I’m Not in it for My Health
Folks, there is absolutely nothing wrong with wanting to make a good income at your chosen profession or with trying to get the best salary you possibly can on the basis of your skills. And I don’t really care if the door greeter at Wal-Mart thinks it’s unfair that a physician makes twenty times his salary.
Your typical Wal-Mart employee didn’t just spend the whole day changing dressings on the rotting feet of diabetic vascular surgery patients, nor does he get up at zero-dark thirty to write notes on patients to have ready for rounds at a time in the morning when most working people are hitting the snooze button.
The correct phrase is “investment in human capital.” By the time we finish our training we will have been at it for little or no pay for between seven and twelve years depending on specialty. If you don’t think there should be some salary distinction between that kind of commitment and a fast-food worker then, with respect, you place very little value on your time.
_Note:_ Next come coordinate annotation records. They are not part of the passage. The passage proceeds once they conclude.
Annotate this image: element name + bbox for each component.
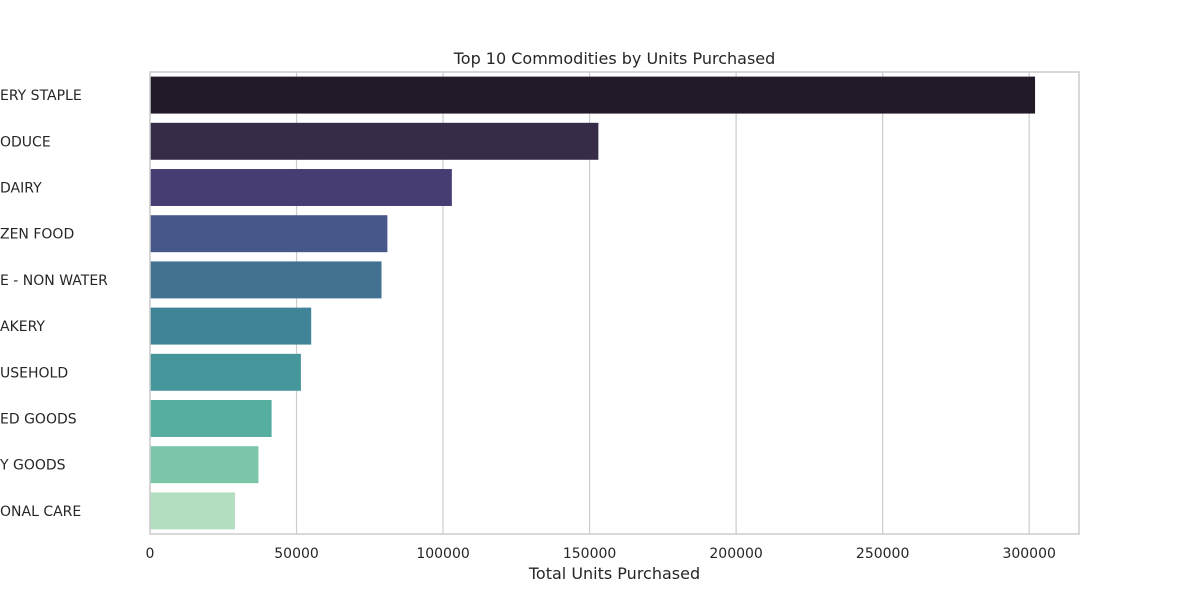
y-tick-label: AKERY bbox=[0, 319, 45, 335]
y-tick-label: ZEN FOOD bbox=[0, 227, 74, 243]
bar bbox=[150, 353, 301, 391]
y-tick-label: ERY STAPLE bbox=[0, 88, 82, 104]
x-tick-label: 100000 bbox=[416, 546, 469, 562]
y-tick-label: USEHOLD bbox=[0, 365, 68, 381]
x-tick-label: 150000 bbox=[563, 546, 616, 562]
bar bbox=[150, 492, 235, 530]
x-tick-label: 200000 bbox=[709, 546, 762, 562]
chart-title: Top 10 Commodities by Units Purchased bbox=[453, 49, 776, 68]
y-tick-label: DAIRY bbox=[0, 181, 42, 197]
bar bbox=[150, 261, 382, 299]
bar bbox=[150, 446, 259, 484]
x-tick-label: 250000 bbox=[856, 546, 909, 562]
y-tick-labels: ERY STAPLE ODUCE DAIRY ZEN FOOD E - NON WATE… bbox=[0, 88, 108, 520]
bars bbox=[150, 76, 1036, 530]
bar bbox=[150, 122, 599, 160]
bar bbox=[150, 400, 272, 437]
x-axis-title: Total Units Purchased bbox=[528, 564, 700, 583]
x-tick-label: 0 bbox=[146, 546, 155, 562]
plot-frame bbox=[149, 71, 1080, 535]
bar bbox=[150, 76, 1036, 114]
bar bbox=[150, 169, 452, 206]
x-tick-label: 50000 bbox=[274, 546, 319, 562]
bar bbox=[150, 215, 388, 253]
y-tick-label: Y GOODS bbox=[0, 458, 66, 474]
y-tick-label: E - NON WATER bbox=[0, 273, 108, 289]
y-tick-label: ONAL CARE bbox=[0, 504, 81, 520]
x-tick-labels: 0 50000 100000 150000 200000 250000 300000 bbox=[146, 546, 1056, 562]
bar bbox=[150, 307, 312, 345]
y-tick-label: ED GOODS bbox=[0, 412, 77, 428]
y-tick-label: ODUCE bbox=[0, 134, 51, 150]
x-tick-label: 300000 bbox=[1002, 546, 1055, 562]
I don’t mean to bust down on regular working folks. Still, my neighbor comes home at five and generally sits out in his back yard drinking beer and listening to the radio except when he goes hunting or fishing. I sometimes say hello to him early in the morning as he backs his bass-boat into the street. He is a decent, stand-up guy but hunting, fishing, and a few “irregular pleasures” are the extent of his ambition and I’m not going to cry “crocadile tears” if, with luck, I make more in a month then he will make in a year.
On the same note, I don’t envy those people who either make or have more money then I could earn in fifty lifetimes. Their wealth has no effect on me in the same way that my salary has no effect on my neighbor.